Tatsächlich lebte Bob in einer freundlichen familiären Umgebung. Hinweise auf eine unglückliche Kindheit, mangelnde Zuneigung oder gar ungewöhnliche Konflikte lassen sich nicht erkennen. Er hatte ein gutes Verhältnis zu seinen Eltern, wobei er seiner Mutter nähergestanden haben soll als seinem Vater. Die typischen Fragen, die während der Pubertät in den Köpfen von Heranwachsenden herumwirbeln, werden auch ihn beschäftigt haben. Wie funktioniert die Welt? Was gibt es zu entdecken? Wer bin ich? Was will ich vom Leben?

 

Zitate 4:  Kalter Krieg

The rooms were so much colder then. My father was a soldier then. And times were very hard. When I was young, when I was young. Treffende Worte aus dem Song When I was young von 1967 des englischen Rock- und Bluesmusikers Eric Burdon, geboren 1941.  ….  How does it feel, how does it feel? Der Refrain aus dem Song Like a Rolling Stone von Bob Dylan. Keine Frage nach der Befindlichkeit, sondern Wut über die Verhältnisse.

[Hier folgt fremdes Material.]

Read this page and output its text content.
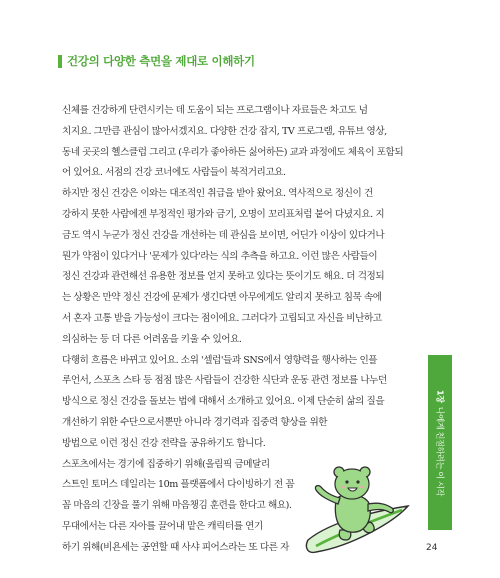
건강의 다양한 측면을 제대로 이해하기

신체를 건강하게 단련시키는 데 도움이 되는 프로그램이나 자료들은 차고도 넘
치지요. 그만큼 관심이 많아서겠지요. 다양한 건강 잡지, TV 프로그램, 유튜브 영상,
동네 곳곳의 헬스클럽 그리고 (우리가 좋아하든 싫어하든) 교과 과정에도 체육이 포함되
어 있어요. 서점의 건강 코너에도 사람들이 북적거리고요.

하지만 정신 건강은 이와는 대조적인 취급을 받아 왔어요. 역사적으로 정신이 건
강하지 못한 사람에겐 부정적인 평가와 금기, 오명이 꼬리표처럼 붙어 다녔지요. 지
금도 역시 누군가 정신 건강을 개선하는 데 관심을 보이면, 어딘가 이상이 있다거나
뭔가 약점이 있다거나 '문제가 있다'라는 식의 추측을 하고요. 이런 많은 사람들이
정신 건강과 관련해선 유용한 정보를 얻지 못하고 있다는 뜻이기도 해요. 더 걱정되
는 상황은 만약 정신 건강에 문제가 생긴다면 아무에게도 알리지 못하고 침묵 속에
서 혼자 고통 받을 가능성이 크다는 점이에요. 그러다가 고립되고 자신을 비난하고
의심하는 등 더 다른 어려움을 키울 수 있어요.

다행히 흐름은 바뀌고 있어요. 소위 '셀럽'들과 SNS에서 영향력을 행사하는 인플
루언서, 스포츠 스타 등 점점 많은 사람들이 건강한 식단과 운동 관련 정보를 나누던
방식으로 정신 건강을 돌보는 법에 대해서 소개하고 있어요. 이제 단순히 삶의 질을
개선하기 위한 수단으로서뿐만 아니라 경기력과 집중력 향상을 위한
방법으로 이런 정신 건강 전략을 공유하기도 합니다.

스포츠에서는 경기에 집중하기 위해(올림픽 금메달리
스트인 토머스 데일리는 10m 플랫폼에서 다이빙하기 전 꼼
꼼 마음의 긴장을 풀기 위해 마음챙김 훈련을 한다고 해요).
무대에서는 다른 자아를 끌어내 맡은 캐릭터를 연기
하기 위해(비욘세는 공연할 때 사샤 피어스라는 또 다른 자

1장나에게 친절하려는 이 시작
24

….  Nie wurden die endlosen Jahre des Kalten Kriegs treffender beschrieben als in Bobs Song A hard rain’s a-gonna fall, einem Denkmal für die Ewigkeit, vergleichbar dem Guernica-Gemälde von Pablo Picasso oder dem Gedicht The Waste Land von T.S. Eliot.

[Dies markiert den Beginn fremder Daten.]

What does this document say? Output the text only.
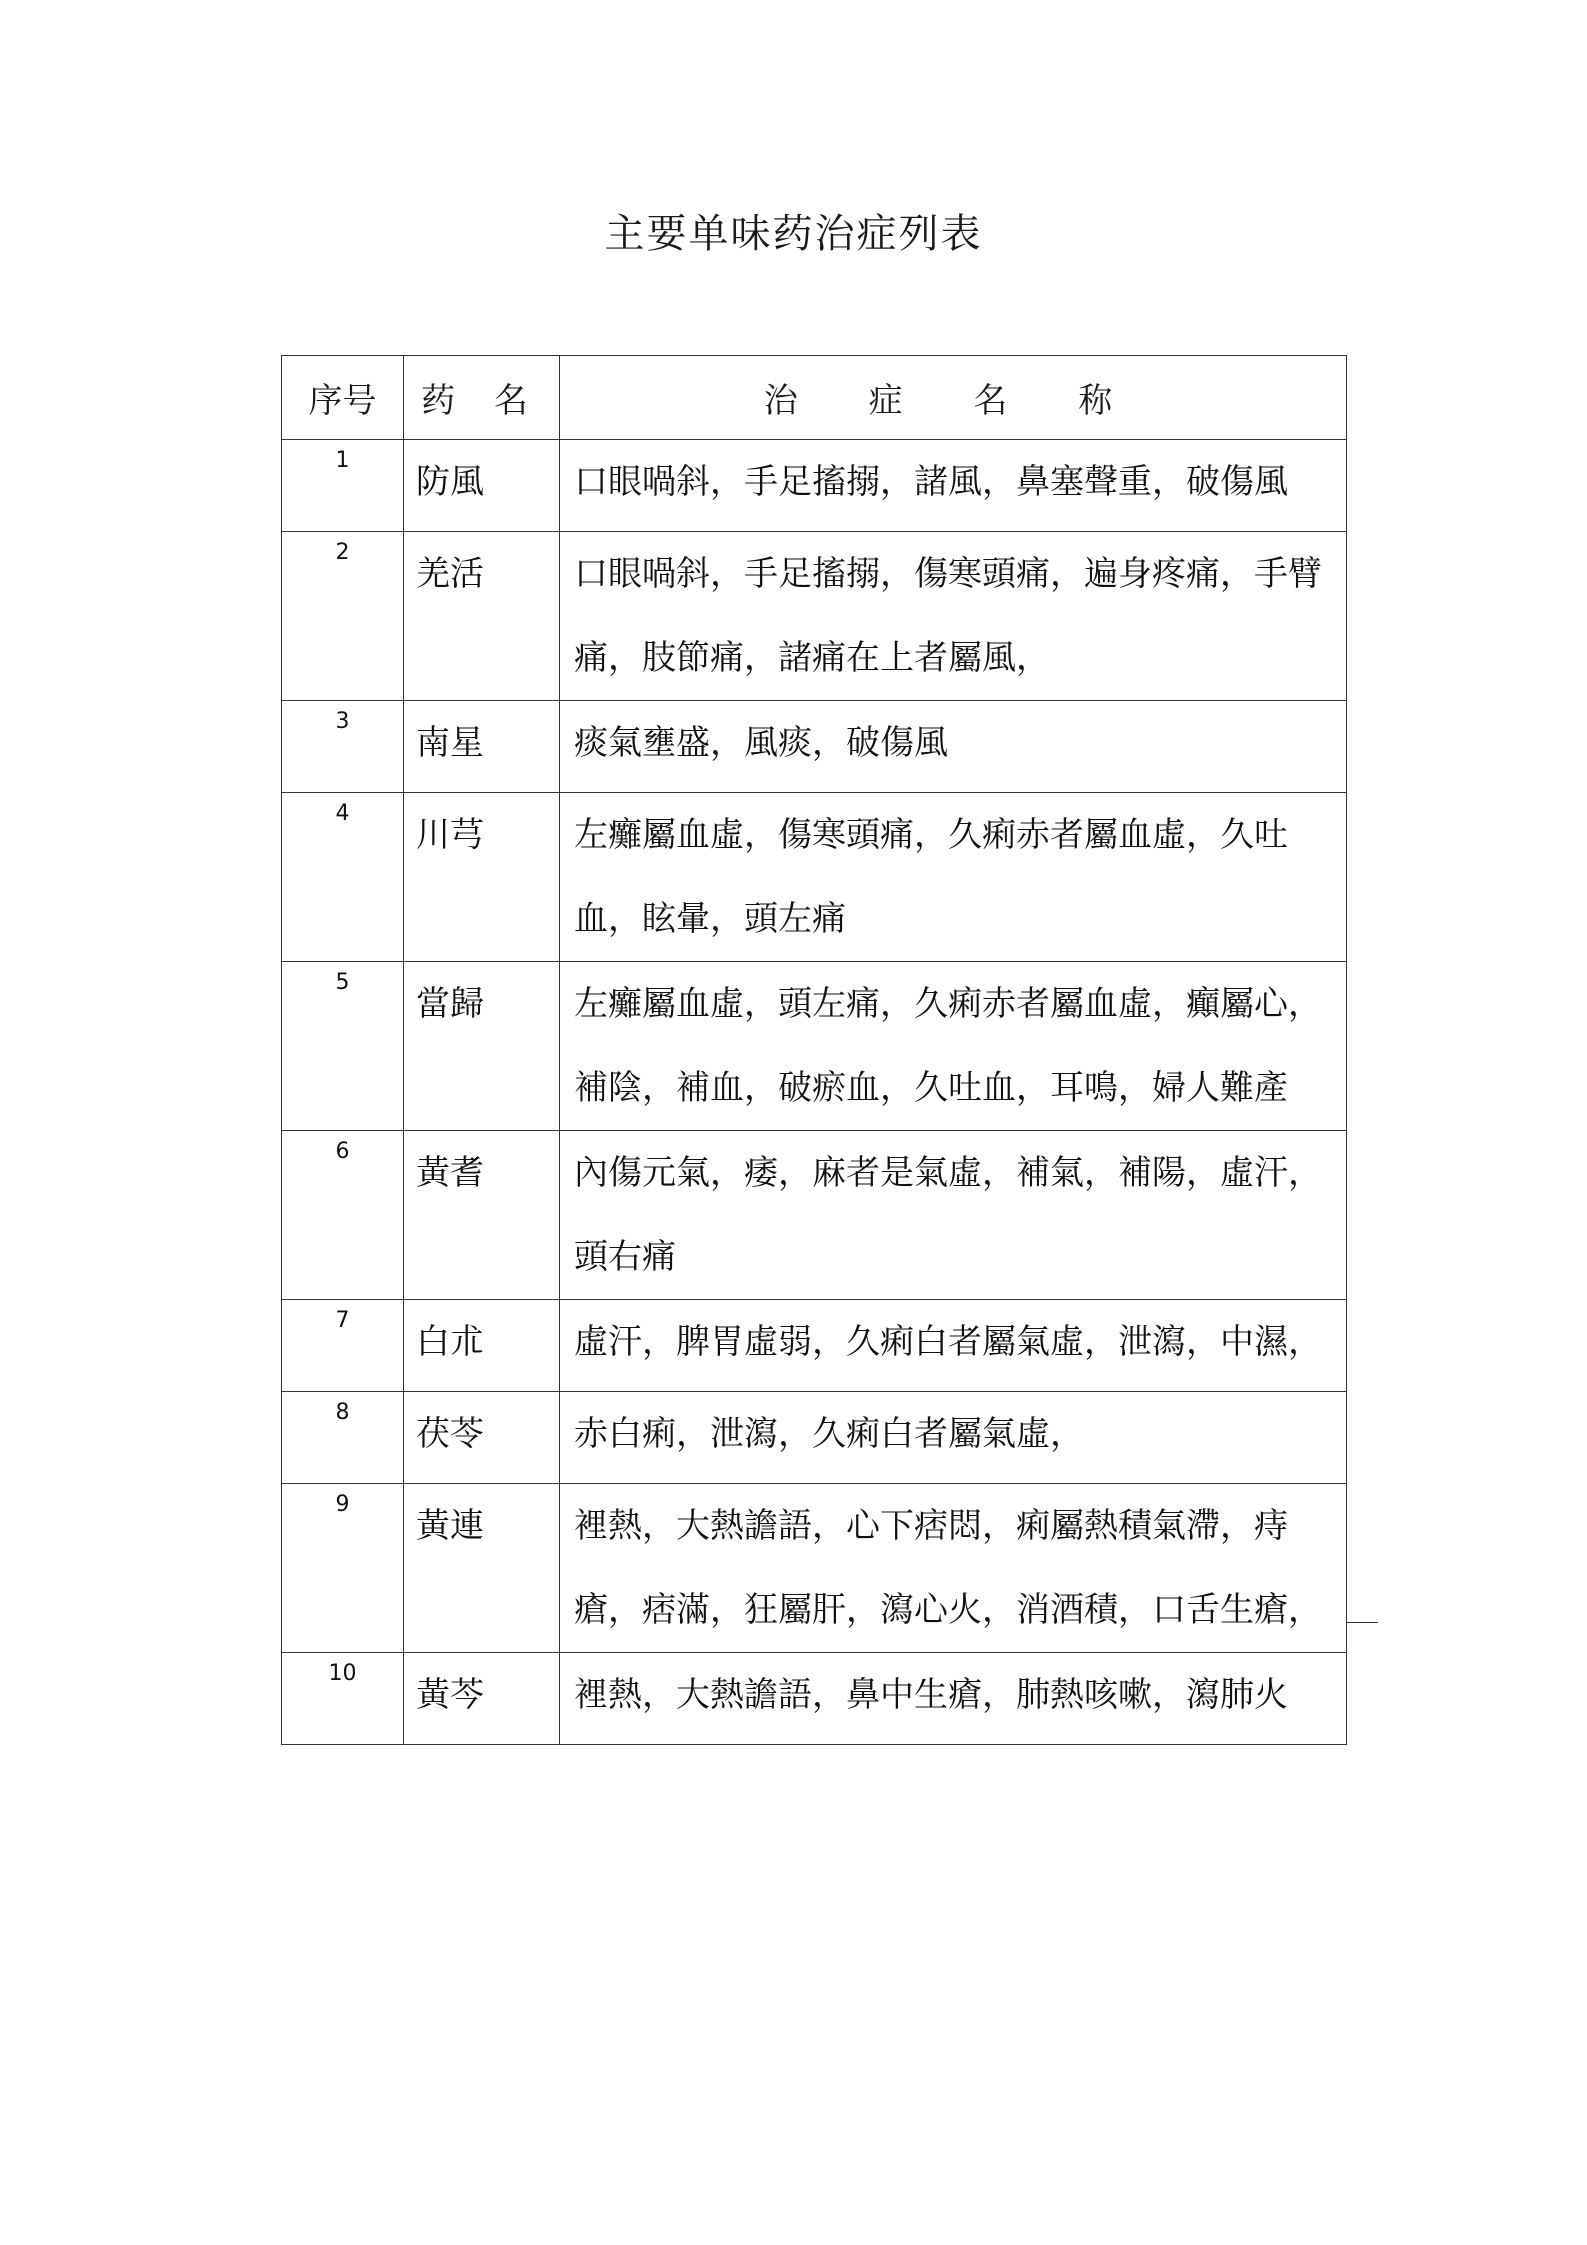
主要单味药治症列表
序号	药 名	治 症 名 称
1	防風	口眼喎斜，手足搐搦，諸風，鼻塞聲重，破傷風
2	羌活	口眼喎斜，手足搐搦，傷寒頭痛，遍身疼痛，手臂痛，肢節痛，諸痛在上者屬風，
3	南星	痰氣壅盛，風痰，破傷風
4	川芎	左癱屬血虛，傷寒頭痛，久痢赤者屬血虛，久吐血，眩暈，頭左痛
5	當歸	左癱屬血虛，頭左痛，久痢赤者屬血虛，癲屬心，補陰，補血，破瘀血，久吐血，耳鳴，婦人難產
6	黃耆	內傷元氣，痿，麻者是氣虛，補氣，補陽，虛汗，頭右痛
7	白朮	虛汗，脾胃虛弱，久痢白者屬氣虛，泄瀉，中濕，
8	茯苓	赤白痢，泄瀉，久痢白者屬氣虛，
9	黃連	裡熱，大熱譫語，心下痞悶，痢屬熱積氣滯，痔瘡，痞滿，狂屬肝，瀉心火，消酒積，口舌生瘡，
10	黃芩	裡熱，大熱譫語，鼻中生瘡，肺熱咳嗽，瀉肺火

I heard the sound of a thunder, it roared out a warnin’. Heard the roar of a wave that could drown the whole world. Heard one person starve, I heard many people laughin’. Große Poesie. Heard the song of a poet who died in the gutter, heard the sound of a clown who cried in the alley. […] Where hunger is ugly, where the souls are forgotten. Where black is the color, where none is the number and Ill tell it and speak it and think it and breathe it. And reflect from the mountains so all souls can see it.[6] Tiefe und unglaubliche Worte, ein Grund stolz zu sein, zur Menschheit zu gehören.

Die Zeiger der Doomsday Clock, des symbolischen Count down zum Weltuntergang, zeigten den Ernst der Lage. Es war wenige Minuten vor Zwölf für die Menschheit.[7] Ohne Zweifel stand der Big Bang bevor. Dem jungen Robert Zimmerman wurde in der Schule gesagt, er solle beim nuklearen Angriff der Russen unter einen Tisch kriechen und immer darauf vorbereitet sein, dass russische Fallschirmjäger über Hibbing, Minnesota, abspringen könnten. Nach Schätzungen sollen im Kalten Krieg in den USA mehr als zweihunderttausend Atomschutzbunker entstanden sein. Eine gigantische Vernichtung von Volksvermögen, das man im Kampf gegen Armut und Unrecht hätte besser einsetzen können.

In Westdeutschland wurde Kindern verkündet, die Russen würden ihnen Brot und Zahnbürsten wegnehmen. Während der Schulzeit fanden regelmäßig Alarmübungen statt, bei denen die Sirenen auf den Dächern von Schulen und öffentlichen Gebäuden aufheulten und die Kinder schnell die Klassenzimmer verlassen mussten. Doch bis sich alle auf dem Schulhof versammelt hätten, wären sie längst zu radioaktivem Staub pulverisiert worden. In einem oft belachten Heftchen der Regierung stand, dass es bei einem Atomangriff helfen würde, die Aktentasche über den Kopf zu halten oder in den Keller zu gehen. Beschwichtigung, Propaganda, Lügen und Fake. Kindern und Jugendlichen hinter dem Eisernen Vorhang wurde ähnliches erzählt. Der Feind war immer der andere.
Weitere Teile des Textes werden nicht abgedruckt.